Some of the records sounded like a natural solo number had been hastily converted into a group song, to give all the girls a role. Even for this devoted fan, the records never quite captured what made them so special live, and some group members sensed that. In a 2013 interview Debbie Charles recalled frustration at Trevor Horn’s approach to production: “We’ve got a sound already, why’s he trying to give us a new one?”
Arguably Stiff Records lacked confidence in the genre: although the Flying Pickets had shown a couple of years before that a capella groups could have big hits in the UK, they had quickly faded from the charts, being seen as a novelty act.
Listening to the vitality and sheer joy of their live performances decades on, it seems incomprehensible and plain wrong that they didn’t take the world by storm. It may be that the lack of a single focal point made the Mint Juleps difficult to promote, but for me that was one of the attractions – the girls clearly had a lot of fun together, and supported each other as a team. As their career progressed, Debbie Charles and Julie Isaac were increasingly assigned lead vocals, and who knows, perhaps they were offered solo contracts (update – see blog comment below, only from DEBBIE CHARLES herself, no less), but the group stayed together.
I should admit to a track record of championing acts which fail to hit the commercial heights their talent merits. I confidently backed The Panic Brothers (who?) for stardom. I saw a swingin’ soul band called Q-Tips, and concluded that they were a great band, but that their singer was the weak link. That’s right, the singer who went on to fame and fortune as Paul Young. So what do I know? Sorry if I jinxed it for you, ladies.

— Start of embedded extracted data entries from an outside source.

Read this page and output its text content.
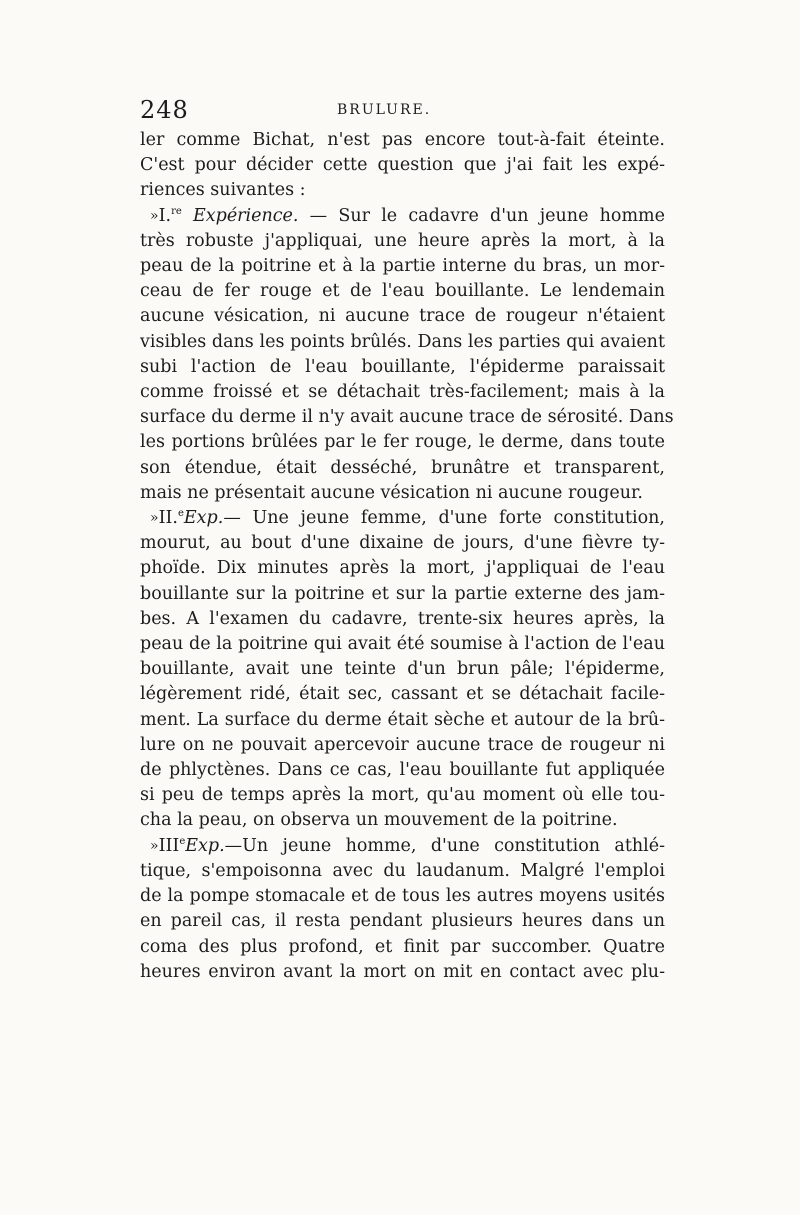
248	BRULURE.
ler comme Bichat, n'est pas encore tout-à-fait éteinte.
C'est pour décider cette question que j'ai fait les expé-
riences suivantes :
»I.$^{re}$ Expérience. — Sur le cadavre d'un jeune homme
très robuste j'appliquai, une heure après la mort, à la
peau de la poitrine et à la partie interne du bras, un mor-
ceau de fer rouge et de l'eau bouillante. Le lendemain
aucune vésication, ni aucune trace de rougeur n'étaient
visibles dans les points brûlés. Dans les parties qui avaient
subi l'action de l'eau bouillante, l'épiderme paraissait
comme froissé et se détachait très-facilement; mais à la
surface du derme il n'y avait aucune trace de sérosité. Dans
les portions brûlées par le fer rouge, le derme, dans toute
son étendue, était desséché, brunâtre et transparent,
mais ne présentait aucune vésication ni aucune rougeur.
»II.$^e$Exp.— Une jeune femme, d'une forte constitution,
mourut, au bout d'une dixaine de jours, d'une fièvre ty-
phoïde. Dix minutes après la mort, j'appliquai de l'eau
bouillante sur la poitrine et sur la partie externe des jam-
bes. A l'examen du cadavre, trente-six heures après, la
peau de la poitrine qui avait été soumise à l'action de l'eau
bouillante, avait une teinte d'un brun pâle; l'épiderme,
légèrement ridé, était sec, cassant et se détachait facile-
ment. La surface du derme était sèche et autour de la brû-
lure on ne pouvait apercevoir aucune trace de rougeur ni
de phlyctènes. Dans ce cas, l'eau bouillante fut appliquée
si peu de temps après la mort, qu'au moment où elle tou-
cha la peau, on observa un mouvement de la poitrine.
»IIIeExp.—Un jeune homme, d'une constitution athlé-
tique, s'empoisonna avec du laudanum. Malgré l'emploi
de la pompe stomacale et de tous les autres moyens usités
en pareil cas, il resta pendant plusieurs heures dans un
coma des plus profond, et finit par succomber. Quatre
heures environ avant la mort on mit en contact avec plu-
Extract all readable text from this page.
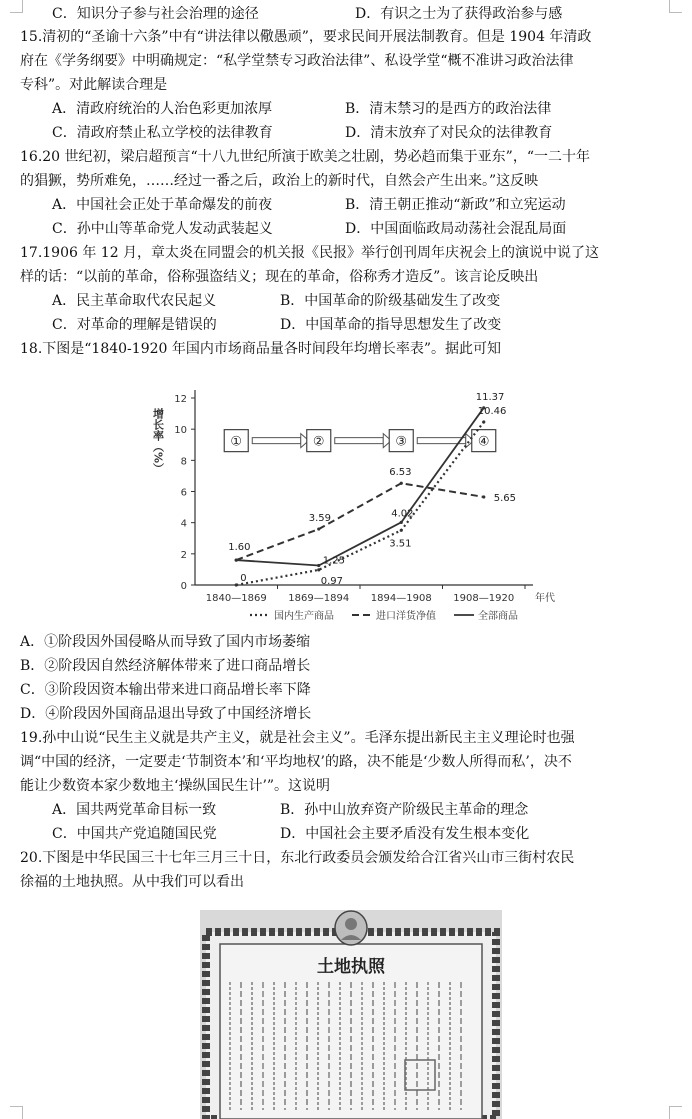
C．知识分子参与社会治理的途径	D．有识之士为了获得政治参与感
15.清初的“圣谕十六条”中有“讲法律以儆愚顽”，要求民间开展法制教育。但是 1904 年清政
府在《学务纲要》中明确规定：“私学堂禁专习政治法律”、私设学堂“概不准讲习政治法律
专科”。对此解读合理是
A．清政府统治的人治色彩更加浓厚	B．清末禁习的是西方的政治法律
C．清政府禁止私立学校的法律教育	D．清末放弃了对民众的法律教育
16.20 世纪初，梁启超预言“十八九世纪所演于欧美之壮剧，势必趋而集于亚东”，“一二十年
的猖獗，势所难免，……经过一番之后，政治上的新时代，自然会产生出来。”这反映
A．中国社会正处于革命爆发的前夜	B．清王朝正推动“新政”和立宪运动
C．孙中山等革命党人发动武装起义	D．中国面临政局动荡社会混乱局面
17.1906 年 12 月，章太炎在同盟会的机关报《民报》举行创刊周年庆祝会上的演说中说了这
样的话：“以前的革命，俗称强盗结义；现在的革命，俗称秀才造反”。该言论反映出
A．民主革命取代农民起义	B．中国革命的阶级基础发生了改变
C．对革命的理解是错误的	D．中国革命的指导思想发生了改变
18.下图是“1840-1920 年国内市场商品量各时间段年均增长率表”。据此可知
0
2
4
6
8
10
12
增长率（%）
1840—1869 1869—1894 1894—1908 1908—1920 年代
国内生产商品	进口洋货净值	全部商品
①	②	③	④
0	0.97
3.51
10.46
1.60
3.59
6.53
5.65
1.25
4.02
11.37
A．①阶段因外国侵略从而导致了国内市场萎缩
B．②阶段因自然经济解体带来了进口商品增长
C．③阶段因资本输出带来进口商品增长率下降
D．④阶段因外国商品退出导致了中国经济增长
19.孙中山说“民生主义就是共产主义，就是社会主义”。毛泽东提出新民主主义理论时也强
调“中国的经济，一定要走‘节制资本’和‘平均地权’的路，决不能是‘少数人所得而私’，决不
能让少数资本家少数地主‘操纵国民生计’”。这说明
A．国共两党革命目标一致	B．孙中山放弃资产阶级民主革命的理念
C．中国共产党追随国民党	D．中国社会主要矛盾没有发生根本变化
20.下图是中华民国三十七年三月三十日，东北行政委员会颁发给合江省兴山市三街村农民
徐福的土地执照。从中我们可以看出
土地执照
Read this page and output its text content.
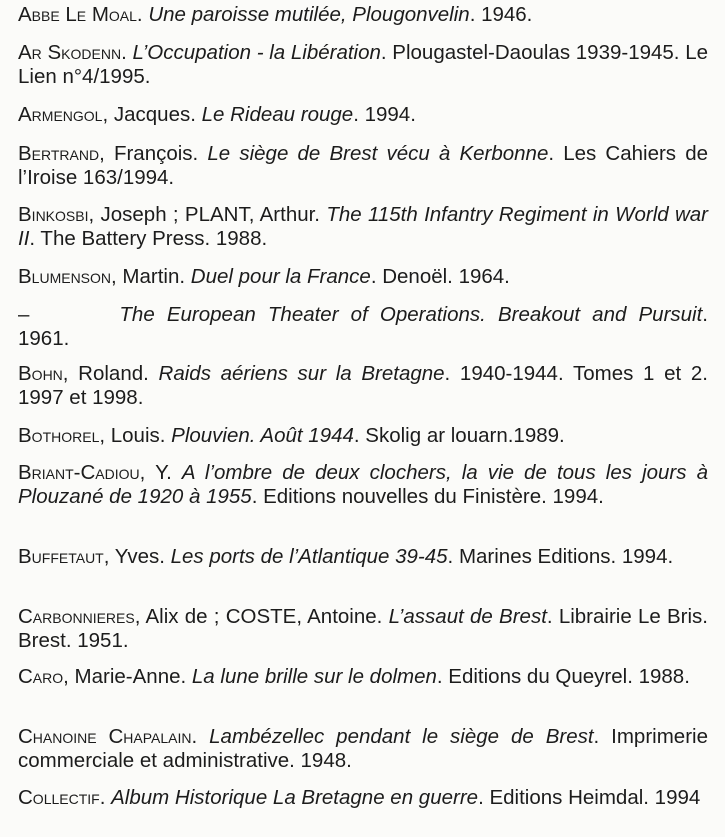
Abbe Le Moal. Une paroisse mutilée, Plougonvelin. 1946.

Ar Skodenn. L’Occupation - la Libération. Plougastel-Daoulas 1939-1945. Le Lien n°4/1995.

Armengol, Jacques. Le Rideau rouge. 1994.

Bertrand, François. Le siège de Brest vécu à Kerbonne. Les Cahiers de l’Iroise 163/1994.

Binkosbi, Joseph ; PLANT, Arthur. The 115th Infantry Regiment in World war II. The Battery Press. 1988.

Blumenson, Martin. Duel pour la France. Denoël. 1964.

–	The European Theater of Operations. Breakout and Pursuit. 1961.

Bohn, Roland. Raids aériens sur la Bretagne. 1940-1944. Tomes 1 et 2. 1997 et 1998.

Bothorel, Louis. Plouvien. Août 1944. Skolig ar louarn.1989.

Briant-Cadiou, Y. A l’ombre de deux clochers, la vie de tous les jours à Plouzané de 1920 à 1955. Editions nouvelles du Finistère. 1994.

Buffetaut, Yves. Les ports de l’Atlantique 39-45. Marines Editions. 1994.

Carbonnieres, Alix de ; COSTE, Antoine. L’assaut de Brest. Librairie Le Bris. Brest. 1951.

Caro, Marie-Anne. La lune brille sur le dolmen. Editions du Queyrel. 1988.

Chanoine Chapalain. Lambézellec pendant le siège de Brest. Imprimerie commerciale et administrative. 1948.

Collectif. Album Historique La Bretagne en guerre. Editions Heimdal. 1994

But happily they seem not to dwell on coming so tantalisingly close to stardom, and in this 2013 interview the two Debbies focus on the things they got to do and the fun they had. From Debbie L: “We were like kids, just messing about and having a good time, but we were getting paid for it as well.” From Debbie C: “Absolutely no regrets at all, I would not change anything. People ask me if I miss the Mint Juleps…I miss sitting in our minibus with those five other people, because we used to laugh till we cried.”
There are other fans who refuse to forget the Mint Juleps. Like Niall McMurray, who has written eloquently in praise of their single Docklands. And like American superfan Robert Doyle, who wrote an outstanding blog piece on them in 2014 (see Part 2: The Music), and started the excellent Mint Juleps tribute page on Facebook the following year. He’s done a great job of keeping the flame alive, finding lost video gems from the past and building a fan community. Mint Julep members sometimes make cameo appearances in the comments – as four are sisters, it’s not difficult for them to stay in touch.
I have no doubt they can all still sing beautifully. Unhappily the Half Moon Theatre is now a JD Wetherspoon pub. But if Debbie, Debbie, Julie, Lizzie, Marcia and Sandra ever feel like getting together for a reunion concert in their east London patch, I’ll be first in line for a ticket. Or perhaps second in line. Just after Robert Doyle.